Day 1

Random thoughts for the day, because I’ve changed time zones and I’m tired.

Left Cleveland this morning, 43 degrees and raining (for how many straight days now?). Annette & Chris took me to the airport to see me off. ‘ppreciate that.

Airports not a hassle today, though I’ve got to get me that way-cool app for my Droid phone that conjures up your boarding pass. I felt vaguely un-cool using a paper boarding pass, even though I had checked in the day before by computer and printed it out at home.

Flights to Houston and San Antonio uneventful. Got the rental car quick, too.

Hat tip to Andy Morriss, who sent me the name of his favorite place to eat goat in San Antonio: El Jarro de Arturo, a scant 3 miles from the airport. So there I sat, on a shady patio, 81 degrees outside, not a cloud in the sky, a light breeze blowing, eating the best cabrito, I ever put past my lips, homemade flour tortillas, and fresh guacamole. It was so good, I scarcely cared that I was eating it all by myself.

3 hour drive to Lebh Shomea. Gosh, I love Texas. Fields of cattle next to fields of ripening sorghum. Oil and gas wells. Scrub Oak, mesquite, and ebony trees, prickly pear cactus, and yucca in bloom. Dairy Queen advertising “Taco Special”. Good ol’ boys that nod to you or wave as they pass. Country Western music crooning about every psychopathology known to man (and woman). Helpful signs that say, “Next Service Station 60 Miles,” and mean it. Country is flat, flat, flat here, near the Gulf coast; you can see for miles.

Lebh Shomea is on the property of the Kenedy family summer house (the Kenedy’s were/are an old family of Texas ranchers who reckon up their acreage into 5 or 6 digits). I was met at the gate by Fr Francis Kelly Nemeck, whose books I have read, very old now, driving a golf cart, and given the tour of the place. Got the schedule (which is very light), and the rules (which are not). Basically, the place is for eremtical-contemplative retreats. That means, in easy words, nobody talks, except to God, and even that is done very quietly. Talking to each other is allowed during lunchtime on Sunday. I think it’s going to be a long week.

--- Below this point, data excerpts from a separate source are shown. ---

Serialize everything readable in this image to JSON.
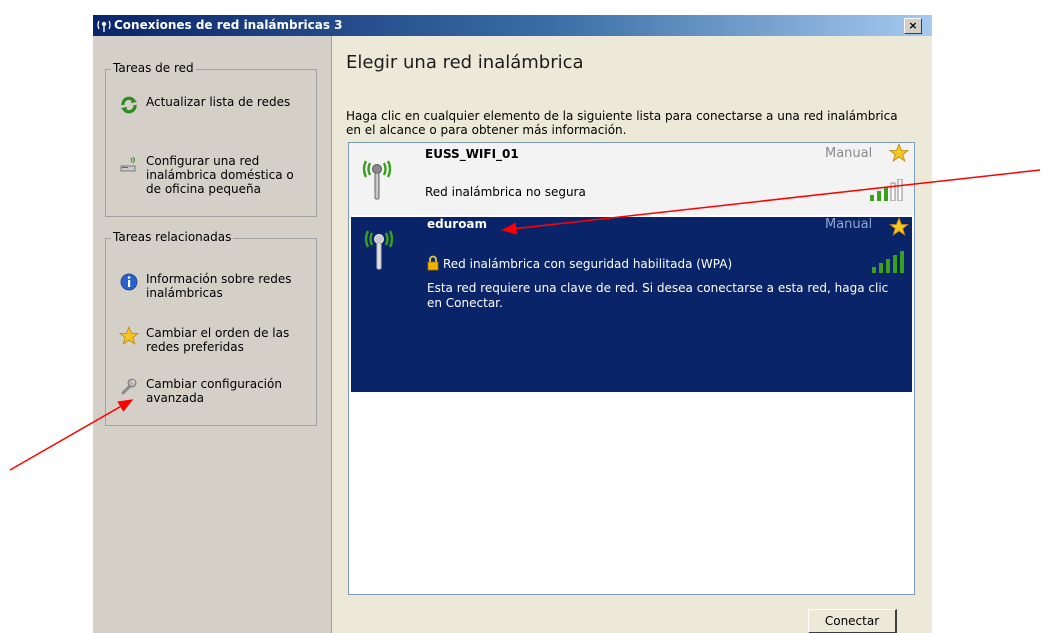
{
  "window": {
    "title": "Conexiones de red inalámbricas 3",
    "close_label": "×"
  },
  "left_pane": {
    "network_tasks": {
      "title": "Tareas de red",
      "items": [
        {
          "label": "Actualizar lista de redes",
          "icon": "refresh-icon"
        },
        {
          "label": "Configurar una red inalámbrica doméstica o de oficina pequeña",
          "icon": "home-network-icon"
        }
      ]
    },
    "related_tasks": {
      "title": "Tareas relacionadas",
      "items": [
        {
          "label": "Información sobre redes inalámbricas",
          "icon": "info-icon"
        },
        {
          "label": "Cambiar el orden de las redes preferidas",
          "icon": "star-icon"
        },
        {
          "label": "Cambiar configuración avanzada",
          "icon": "wrench-icon"
        }
      ]
    }
  },
  "main": {
    "heading": "Elegir una red inalámbrica",
    "description": "Haga clic en cualquier elemento de la siguiente lista para conectarse a una red inalámbrica en el alcance o para obtener más información.",
    "networks": [
      {
        "name": "EUSS_WIFI_01",
        "mode": "Manual",
        "security": "Red inalámbrica no segura",
        "signal_bars": 3
      },
      {
        "name": "eduroam",
        "mode": "Manual",
        "security": "Red inalámbrica con seguridad habilitada (WPA)",
        "message": "Esta red requiere una clave de red. Si desea conectarse a esta red, haga clic en Conectar.",
        "signal_bars": 5,
        "selected": true
      }
    ],
    "connect_label": "Conectar"
  },
  "colors": {
    "selection": "#0a246a",
    "annotation_arrow": "#ff0000",
    "signal_green": "#3aa11e"
  }
}
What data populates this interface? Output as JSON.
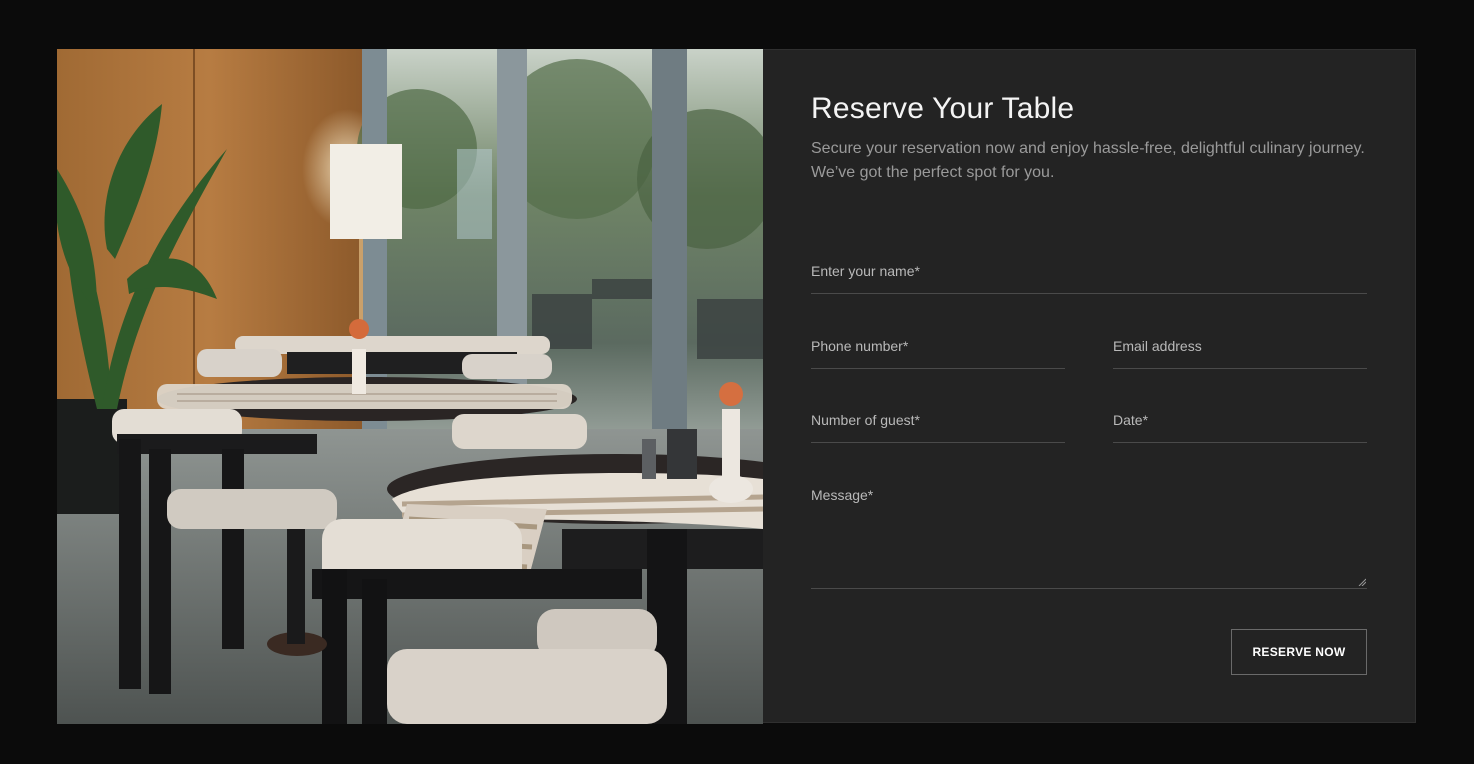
{
  "reservation": {
    "title": "Reserve Your Table",
    "subtitle": "Secure your reservation now and enjoy hassle-free, delightful culinary journey. We’ve got the perfect spot for you.",
    "fields": {
      "name": {
        "label": "Enter your name*",
        "value": ""
      },
      "phone": {
        "label": "Phone number*",
        "value": ""
      },
      "email": {
        "label": "Email address",
        "value": ""
      },
      "guests": {
        "label": "Number of guest*",
        "value": ""
      },
      "date": {
        "label": "Date*",
        "value": ""
      },
      "message": {
        "label": "Message*",
        "value": ""
      }
    },
    "submit_label": "RESERVE NOW"
  },
  "colors": {
    "page_background": "#0b0b0b",
    "panel_background": "#232323",
    "field_border": "#4a4a4a",
    "button_border": "#6a6a6a",
    "text_primary": "#f4f4f4",
    "text_secondary": "#9a9a9a"
  }
}
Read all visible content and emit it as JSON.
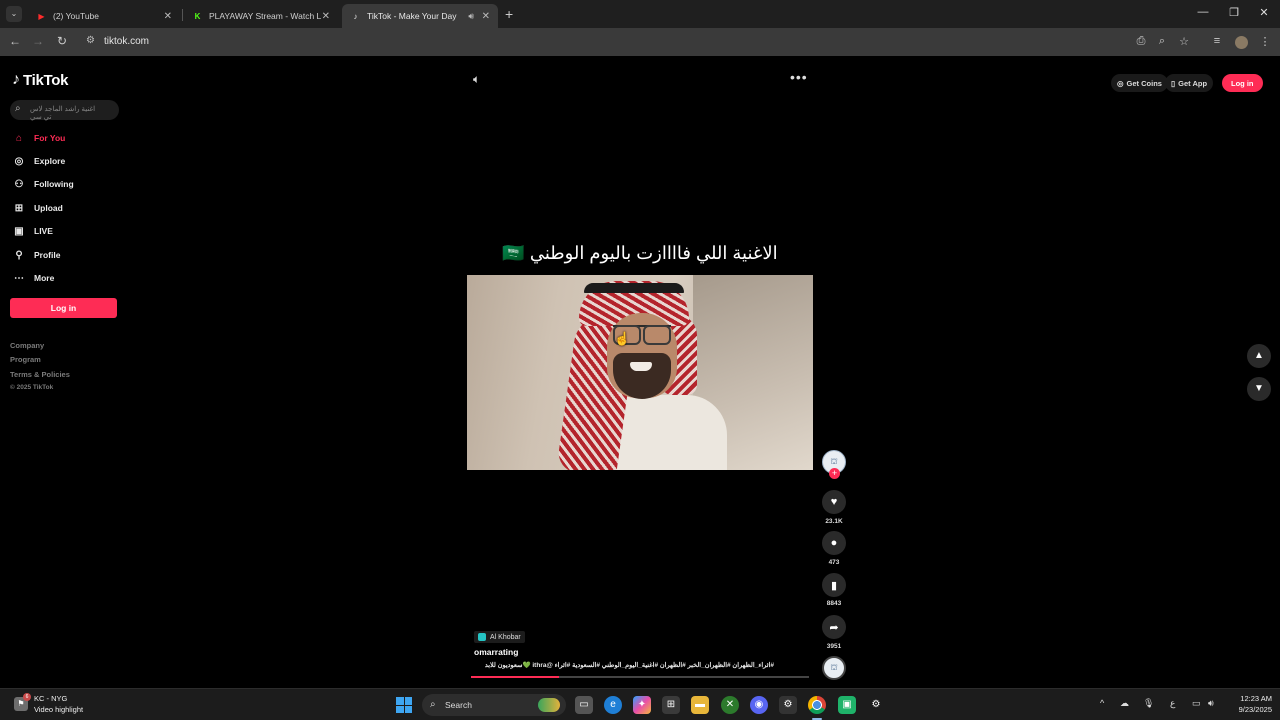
{
  "browser": {
    "tabs": [
      {
        "label": "(2) YouTube",
        "icon": "youtube-icon",
        "active": false
      },
      {
        "label": "PLAYAWAY Stream - Watch Live",
        "icon": "kick-icon",
        "active": false
      },
      {
        "label": "TikTok - Make Your Day",
        "icon": "tiktok-icon",
        "active": true
      }
    ],
    "new_tab": "+",
    "url": "tiktok.com"
  },
  "sidebar": {
    "logo": "TikTok",
    "search_placeholder": "اغنية راشد الماجد لاس تي سي",
    "nav": [
      {
        "label": "For You",
        "icon": "home-icon",
        "active": true
      },
      {
        "label": "Explore",
        "icon": "compass-icon",
        "active": false
      },
      {
        "label": "Following",
        "icon": "following-icon",
        "active": false
      },
      {
        "label": "Upload",
        "icon": "upload-icon",
        "active": false
      },
      {
        "label": "LIVE",
        "icon": "live-icon",
        "active": false
      },
      {
        "label": "Profile",
        "icon": "profile-icon",
        "active": false
      },
      {
        "label": "More",
        "icon": "more-icon",
        "active": false
      }
    ],
    "login_label": "Log in",
    "footer": [
      "Company",
      "Program",
      "Terms & Policies"
    ],
    "copyright": "© 2025 TikTok"
  },
  "header": {
    "get_coins": "Get Coins",
    "get_app": "Get App",
    "login": "Log in"
  },
  "video": {
    "overlay_title": "الاغنية اللي فاااازت باليوم الوطني 🇸🇦",
    "location": "Al Khobar",
    "username": "omarrating",
    "hashtags": "#اثراء_الظهران #الظهران_الخبر #الظهران #اغنية_اليوم_الوطني #السعودية #اثراء @ithra 💚سعوديون للابد",
    "progress": 0.26,
    "stats": {
      "likes": "23.1K",
      "comments": "473",
      "saves": "8843",
      "shares": "3951"
    }
  },
  "taskbar": {
    "weather_line1": "KC - NYG",
    "weather_line2": "Video highlight",
    "weather_badge": "6",
    "search_label": "Search",
    "time": "12:23 AM",
    "date": "9/23/2025",
    "lang": "ع"
  },
  "colors": {
    "accent": "#fe2c55",
    "background": "#000000",
    "chrome_dark": "#1f1f1f",
    "chrome_toolbar": "#3a3a3a"
  }
}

Because I’m still keyed up, this being new and all, I walked around this evening and took in the sights. I’ll put up a few of the pictures in the next post. I also have my digital voice recorder and tried recording some of the birds singing. If the recordings turn out to be okay, I’ll post those, too.

Texas evenings are beautiful. After dinner, the heat of the day breaks, and a cool breeze starts up and blows until dark. It’s a fine time to be alive. I remember, as a kid, that was the time to go swimming, or put fajitas on the grill, or (back when you could drink at 18) open a cold one, or, if it was a fine evening, do all three at once.

Dust in the air makes for gorgeous sunsets. Evening birds chirping: mourning doves, bob white quail, crows, raucous mockingbirds, birds I don’t even recollect, all singing a fine Vespers. The cool evening breeze (when the breeze blows through you, instead of on you, you’ve found peace). Deer come out. Wild turkeys, too. Something has climbed into a tree next to my cell and is seting up a racket; still not sure if it’s ‘possum or ‘coon; it’s too dark to see. Two separate packs of coyotes howling at the moon, somewhere off in the distance (they can stay there, too). I don’t know how I’ll sleep with all this “peace and quiet” going on.

There are 8 or 9 other guests here. We’ll see each other at Mass in the morning, I suppose. Since this is an eremetical-contemplative place, I suppose I ought to quit talking to y’all and go talk to God.

Peace & blessings.



Posted on May 17, 2011, in Travelogue and tagged . Bookmark the permalink. 1 Comment.

  1. I just love your descriptive passaages. Am glad you arrived safely and are in good humor and hope it lasts.
    While you are talking to God, please tell Him I love Him, and you, too! Stay cool! (By the way, it has rained every day since you left.)